Keyes's suicide note is also highly reminiscent of a book he described as his first experience reading from the killer's point of view: Intensity by Dean Koontz. This book includes several intentional car crashes, a character who believes "there's a worm in every butterfly," and countless references to insects and spiders meeting untimely ends through crushing or other means. Keyes calls his muse "vermin" and "you clever little worm," and tells them "crushed like a bug you still die." On the second sheet, he refers to them as "my pretty captive butterfly" and "my dark moth princess." This sheet is written in a decidedly different style. The rhyming scheme is simpler, there is no refrain, and the parallels between Keyes's writing and Intensity are even more pronounced than they were on the first sheet. 

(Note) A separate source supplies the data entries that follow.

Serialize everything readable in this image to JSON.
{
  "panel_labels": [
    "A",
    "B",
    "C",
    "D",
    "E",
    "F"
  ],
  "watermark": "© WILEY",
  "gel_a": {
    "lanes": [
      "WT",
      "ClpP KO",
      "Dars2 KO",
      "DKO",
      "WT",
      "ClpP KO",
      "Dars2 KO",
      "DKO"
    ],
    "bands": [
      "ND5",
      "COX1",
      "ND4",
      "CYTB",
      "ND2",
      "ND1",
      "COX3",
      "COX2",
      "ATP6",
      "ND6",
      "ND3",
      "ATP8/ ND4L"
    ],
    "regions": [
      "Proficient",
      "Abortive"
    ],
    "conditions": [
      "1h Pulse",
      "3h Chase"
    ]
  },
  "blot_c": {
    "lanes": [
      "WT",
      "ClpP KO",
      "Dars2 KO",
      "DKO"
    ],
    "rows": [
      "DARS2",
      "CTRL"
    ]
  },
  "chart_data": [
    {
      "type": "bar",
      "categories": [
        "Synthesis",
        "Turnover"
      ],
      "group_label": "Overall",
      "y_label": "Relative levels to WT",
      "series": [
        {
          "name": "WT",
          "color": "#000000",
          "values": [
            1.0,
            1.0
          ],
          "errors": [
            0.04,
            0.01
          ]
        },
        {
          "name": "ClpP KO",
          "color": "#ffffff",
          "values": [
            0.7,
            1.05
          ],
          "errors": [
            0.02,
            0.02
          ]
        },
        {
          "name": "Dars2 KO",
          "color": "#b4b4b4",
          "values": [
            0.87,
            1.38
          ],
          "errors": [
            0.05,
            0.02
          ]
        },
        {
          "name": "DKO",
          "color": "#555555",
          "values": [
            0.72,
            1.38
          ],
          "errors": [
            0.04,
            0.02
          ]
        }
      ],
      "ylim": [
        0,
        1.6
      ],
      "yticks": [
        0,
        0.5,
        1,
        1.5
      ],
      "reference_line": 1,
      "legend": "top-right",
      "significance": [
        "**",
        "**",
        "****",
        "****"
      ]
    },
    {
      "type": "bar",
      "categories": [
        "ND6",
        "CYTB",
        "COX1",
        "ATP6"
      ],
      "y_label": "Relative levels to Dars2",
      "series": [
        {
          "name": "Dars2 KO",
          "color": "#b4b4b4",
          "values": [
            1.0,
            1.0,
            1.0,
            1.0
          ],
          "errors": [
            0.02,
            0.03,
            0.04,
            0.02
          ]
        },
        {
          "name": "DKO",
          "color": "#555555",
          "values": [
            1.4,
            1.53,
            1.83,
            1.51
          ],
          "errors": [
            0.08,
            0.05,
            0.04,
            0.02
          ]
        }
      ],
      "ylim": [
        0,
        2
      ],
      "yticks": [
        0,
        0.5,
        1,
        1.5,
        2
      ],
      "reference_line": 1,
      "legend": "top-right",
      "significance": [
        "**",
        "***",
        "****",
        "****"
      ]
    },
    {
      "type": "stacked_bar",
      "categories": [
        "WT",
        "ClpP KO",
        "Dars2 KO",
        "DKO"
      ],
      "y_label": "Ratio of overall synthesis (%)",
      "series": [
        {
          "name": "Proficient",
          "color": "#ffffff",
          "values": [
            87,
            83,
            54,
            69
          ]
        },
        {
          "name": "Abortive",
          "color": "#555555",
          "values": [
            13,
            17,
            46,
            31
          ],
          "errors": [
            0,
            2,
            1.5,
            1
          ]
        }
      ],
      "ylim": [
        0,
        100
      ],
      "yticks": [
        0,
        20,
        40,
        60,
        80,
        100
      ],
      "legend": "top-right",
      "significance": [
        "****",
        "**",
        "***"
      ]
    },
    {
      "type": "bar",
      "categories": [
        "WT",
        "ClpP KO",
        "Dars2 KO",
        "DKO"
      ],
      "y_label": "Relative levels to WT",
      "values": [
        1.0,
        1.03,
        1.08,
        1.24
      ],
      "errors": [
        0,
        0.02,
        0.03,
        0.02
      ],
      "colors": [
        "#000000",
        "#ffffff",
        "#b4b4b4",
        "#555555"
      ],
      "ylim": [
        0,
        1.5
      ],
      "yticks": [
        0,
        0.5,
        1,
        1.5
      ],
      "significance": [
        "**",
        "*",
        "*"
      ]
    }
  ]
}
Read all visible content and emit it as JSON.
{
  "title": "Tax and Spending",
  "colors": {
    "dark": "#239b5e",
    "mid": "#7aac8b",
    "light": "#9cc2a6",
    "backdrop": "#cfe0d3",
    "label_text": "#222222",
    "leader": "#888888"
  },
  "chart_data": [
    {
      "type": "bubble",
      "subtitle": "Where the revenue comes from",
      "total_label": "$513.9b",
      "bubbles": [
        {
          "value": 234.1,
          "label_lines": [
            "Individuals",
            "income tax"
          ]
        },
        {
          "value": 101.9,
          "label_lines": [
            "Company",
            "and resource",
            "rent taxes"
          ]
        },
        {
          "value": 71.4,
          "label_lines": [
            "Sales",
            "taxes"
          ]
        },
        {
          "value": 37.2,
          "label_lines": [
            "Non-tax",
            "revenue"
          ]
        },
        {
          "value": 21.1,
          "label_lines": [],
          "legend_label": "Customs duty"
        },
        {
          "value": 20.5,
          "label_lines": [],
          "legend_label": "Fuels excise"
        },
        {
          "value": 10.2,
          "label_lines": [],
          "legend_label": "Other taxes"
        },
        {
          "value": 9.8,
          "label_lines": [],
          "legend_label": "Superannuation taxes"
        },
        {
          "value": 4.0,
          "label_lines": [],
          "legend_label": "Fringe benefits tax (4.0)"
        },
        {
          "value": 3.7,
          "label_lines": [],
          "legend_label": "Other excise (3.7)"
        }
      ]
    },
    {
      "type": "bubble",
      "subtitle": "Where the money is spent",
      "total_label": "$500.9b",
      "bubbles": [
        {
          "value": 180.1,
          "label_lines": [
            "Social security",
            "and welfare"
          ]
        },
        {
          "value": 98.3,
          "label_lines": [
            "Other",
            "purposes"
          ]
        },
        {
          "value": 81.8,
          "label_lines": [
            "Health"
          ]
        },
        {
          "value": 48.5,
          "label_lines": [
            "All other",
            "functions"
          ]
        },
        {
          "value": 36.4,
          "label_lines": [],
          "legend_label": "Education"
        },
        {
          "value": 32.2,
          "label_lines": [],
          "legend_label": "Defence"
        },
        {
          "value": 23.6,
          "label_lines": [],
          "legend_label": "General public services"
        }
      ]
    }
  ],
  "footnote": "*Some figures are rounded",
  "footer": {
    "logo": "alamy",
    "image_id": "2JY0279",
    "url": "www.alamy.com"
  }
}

One of Koontz's victims has "eyes as liquid as oil and deep as wells," and "they don't suspect for a second that they're both going to be dead in a minute... how dramatically their eyes will widen in the instant when the shotgun roars." Keyes calls his subject's eyes "dark warm and trusting as though you had not a worry or care. The more guiless [sic] the gaze the better potential to fill up those pools with your fear." Koontz: "anyone can smell a rose and enjoy the scent. But he has long been training himself to feel the destruction of its beauty when he crushes the flower in his fist." Keyes: "open my trembling flower, or your petals I'll crush."

 

It is impossible to state with certainty what Keyes's true intention was in writing these pages. Were they meant to be his suicide note? Or was it just the last thing he happened to write... on paper, at least... before he died? The only man who could have answered this question is dead. The best we can hope for at this point is speculation by psychologists, criminologists, and research hobbyists like ourselves who are fascinated by the question of what it means to be human.